AI will continue to creep into our lives, just like cloud computing has. Microsoft is betting on "conversations as a platform", for instance an immediate future in which users interact with bots developed as intermediaries for large computer systems (tinyurl.com/nzh-msconvos).
What you and I see of AI currently is only moderately usable - personal digital assistants such as Apple's Siri and Microsoft's Cortana try to figure out what exactly it was you said.
Sometimes they're spot on, other times hilariously wrong, like when you try to send a text with "Hey Siri" in a noisy environment (apologies, family and friends, I was researching this column, and hadn't suffered a brain malfunction or downed three pints of gin before sending those messages).
Then there's Microsoft's recent AI-pratfall with Tay the Twitter bot which hadn't been set up to learn only nice things from users, and which was subverted into a rather unpleasant artificial chat being quickly.
Bots are only the surface, though, of large-scale AI systems that are improving rapidly. For instance, the first iterations of Siri were neither here nor there.
Now, I use Siri on a daily basis, often via the Apple Watch, instead of poking at the screen of my iPhone. I'd like to have it on my OS X desktop as well, in fact.
AI will change everything faster than you think, with human-machine interactions becoming the norm and entire business and organisational processes being handled by automated reasoning.
Google, meanwhile, is using AI to improve search engine rankings, and even interact with user data.
At first I thought the Photos Assistant which created panoramas and albums automatically, using pictures and videos you've taken and stored in Photos, was intrusive and annoying.
Grudgingly, though, I have to admit the Assistant does a good job, probably better than what I could do, if I could be bothered, that is.
I'm still underwhelmed by the Google Inbox AI generated auto-replies to emails received which, if I were to send them off, would make people think I'm either weird or rude or both.
Which is not to say that I wouldn't like to have working AI-generated email replies. I would, I receive way too many messages and not having to process some of the more routine ones would be fantastic.

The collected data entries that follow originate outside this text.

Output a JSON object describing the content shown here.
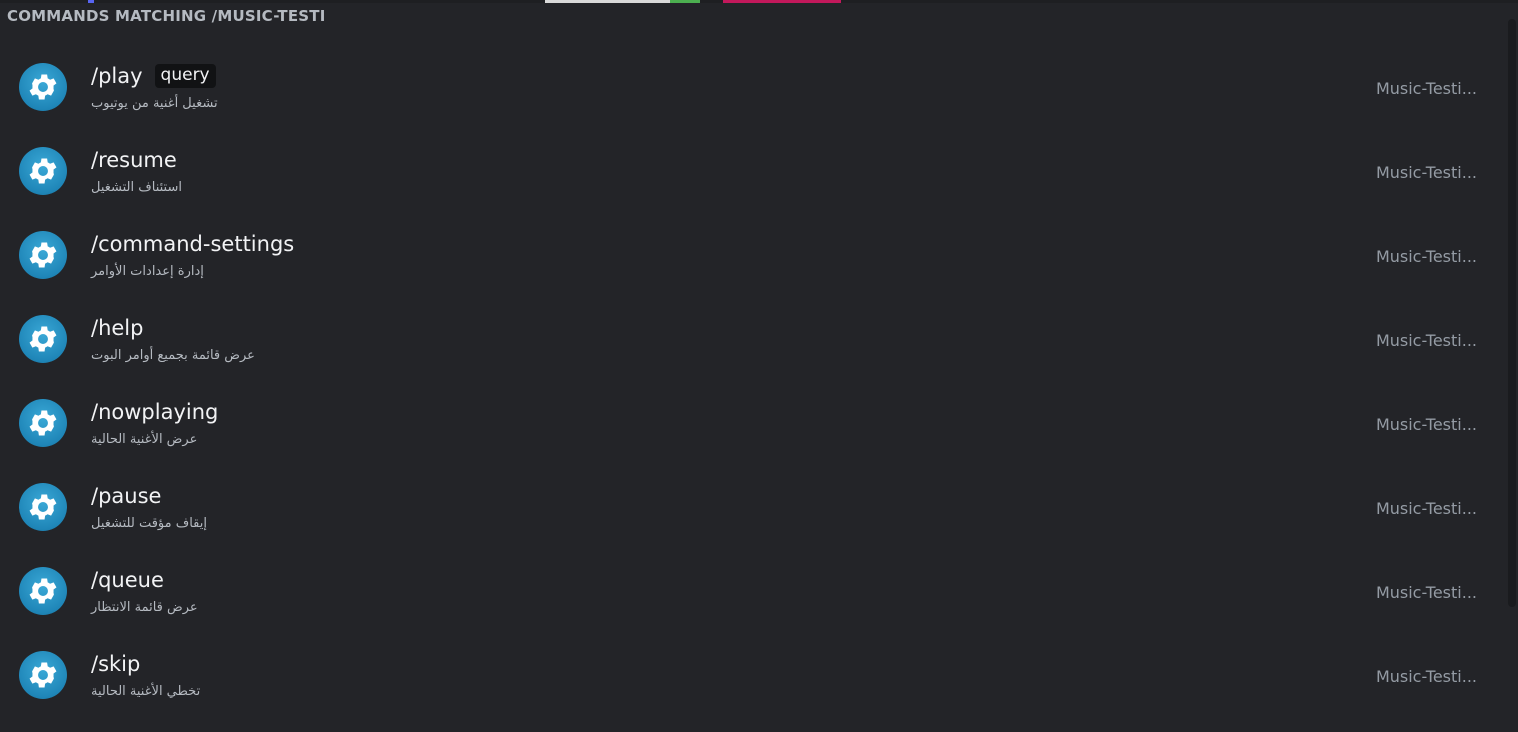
{
  "header": {
    "title": "COMMANDS MATCHING /MUSIC-TESTI"
  },
  "commands": [
    {
      "name": "/play",
      "option": "query",
      "description": "تشغيل أغنية من يوتيوب",
      "source": "Music-Testi..."
    },
    {
      "name": "/resume",
      "option": "",
      "description": "استئناف التشغيل",
      "source": "Music-Testi..."
    },
    {
      "name": "/command-settings",
      "option": "",
      "description": "إدارة إعدادات الأوامر",
      "source": "Music-Testi..."
    },
    {
      "name": "/help",
      "option": "",
      "description": "عرض قائمة بجميع أوامر البوت",
      "source": "Music-Testi..."
    },
    {
      "name": "/nowplaying",
      "option": "",
      "description": "عرض الأغنية الحالية",
      "source": "Music-Testi..."
    },
    {
      "name": "/pause",
      "option": "",
      "description": "إيقاف مؤقت للتشغيل",
      "source": "Music-Testi..."
    },
    {
      "name": "/queue",
      "option": "",
      "description": "عرض قائمة الانتظار",
      "source": "Music-Testi..."
    },
    {
      "name": "/skip",
      "option": "",
      "description": "تخطي الأغنية الحالية",
      "source": "Music-Testi..."
    }
  ],
  "icons": {
    "command_avatar": "gear-icon"
  },
  "colors": {
    "background": "#232428",
    "avatar": "#1f86b8"
  }
}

A programmable email inbox, powered by AI that understands the messages? I'd give that a go, even though I wonder what would happen when my machine-generated responses hit another AI-powered email recipient.
AI will change everything faster than you think, with human-machine interactions becoming the norm and entire business and organisational processes being handled by automated reasoning.
What this means for society as a whole I can't say, but if you're a developer or business looking ahead and you're not in deep learning mode, you'll lose out.